It's all leading up to a major turn of events.

If you like Science Fiction, Fantasy, steam-punk, furry stories, Sword and sorcery, and even a few fire breathing dragons. (to say nothing of the cats). These novels are for you and it would be a shame to let a few spelling errors spoil the best read of the year.

J.L. Dobias author of Cripple-Mode: Hot Electric

Monday, January 16, 2012

Touchstone Trilogy by Andrea K Host.
I purchased this book after reading a sample of Andrea K Host's -And all the Stars-. I had already put the three books in my wish list prior to that. But after reading that sample I had a feeling I should just buy the whole and totally unrelated trilogy. I read through them in three days.

People have told me that writing in first person is hard to do. They have given various reasons why it does not work and sometimes those reasons are conflicted. Some even suggest that it's this decades fad to write in first person. Because this is written as a diary it's naturally in first person. Andrea nails first person right on the head, and right out of the box.

Cass is such an engaging character in Stray that she sucks you right into her story at the beginning. There is not doubt of Andrea's world building abilities and her strong characterization. But what really got me in this story is in the chapter February when Cass's birthday arrives. And I'm not giving anything away, other than to honestly say I was so into Cass by then that I nearly cried. It's not often a book does that.

And then there was Lab Rat One. And by now this series is peopled with a couple of handfuls of characters that you would think you'd need a score card but there are more to come and Cass has a way of making sure we don't lose track of who is who. Or maybe I should say that Andrea does.

It doesn't take long before Andrea does it to me again. Even though Cass sometimes begins to sound a bit whinny I just get so into her whole dilemma that I can't help but feel what she must be feeling.

So by Caszandra the third installment, you would think I was steeled and ready to handle it. But, Andrea through Cass has a way of now drawing you into her life and the extended family of people around her.

This series of books is one powerhouse. Well told tightly packed. Emotionally charged.

But what really got me was how it all touched me. I would need more stars if I gave a star for every time I was greatly affected by this story.

Sunday, January 15, 2012

Essential Reading in Science Fiction by David Scholes seems to be neither of these.

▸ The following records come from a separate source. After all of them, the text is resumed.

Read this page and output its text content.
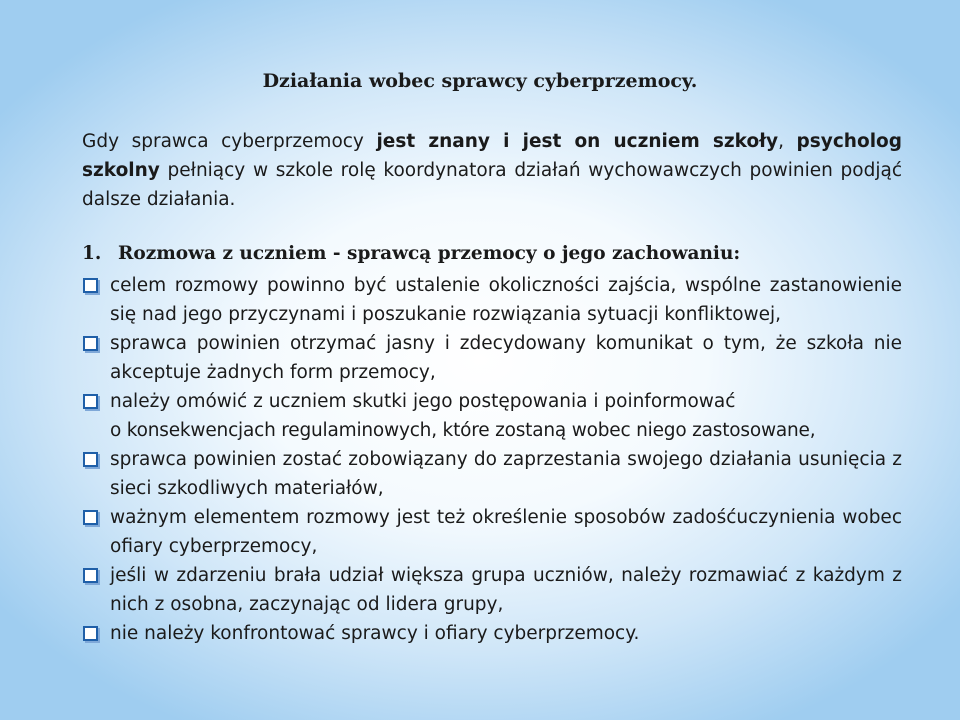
Działania wobec sprawcy cyberprzemocy.
Gdy sprawca cyberprzemocy jest znany i jest on uczniem szkoły, psycholog szkolny pełniący w szkole rolę koordynatora działań wychowawczych powinien podjąć dalsze działania.
1. Rozmowa z uczniem - sprawcą przemocy o jego zachowaniu:
celem rozmowy powinno być ustalenie okoliczności zajścia, wspólne zastanowienie się nad jego przyczynami i poszukanie rozwiązania sytuacji konfliktowej,
sprawca powinien otrzymać jasny i zdecydowany komunikat o tym, że szkoła nie akceptuje żadnych form przemocy,
należy omówić z uczniem skutki jego postępowania i poinformować
o konsekwencjach regulaminowych, które zostaną wobec niego zastosowane,
sprawca powinien zostać zobowiązany do zaprzestania swojego działania usunięcia z sieci szkodliwych materiałów,
ważnym elementem rozmowy jest też określenie sposobów zadośćuczynienia wobec ofiary cyberprzemocy,
jeśli w zdarzeniu brała udział większa grupa uczniów, należy rozmawiać z każdym z nich z osobna, zaczynając od lidera grupy,
nie należy konfrontować sprawcy i ofiary cyberprzemocy.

I purchased this e-book and I read these all straight through to the very end. I wouldn't call it science fiction as much as fantasy though it does contain a lot science fiction'y descriptions.

This appears to be a collection of 24 stories that could very well stand alone. Yet there is this convoluted thread that runs through them all to make it look like a disjointed effort to make a novel.

I say this because the first story has a character named Urrle who at one place gets miss-named as Earle. Earle seems to be a recurring character through out. And there are threads of Asgard myth's with Odin and Thor in prominence. And there is some almost faceless benevolent but non interfering alien race called the Brell. So, it becomes difficult at best to divorce these from one another. There are some other names recurring but often with disturbing conflicted time lines - such as Chris and Jenny.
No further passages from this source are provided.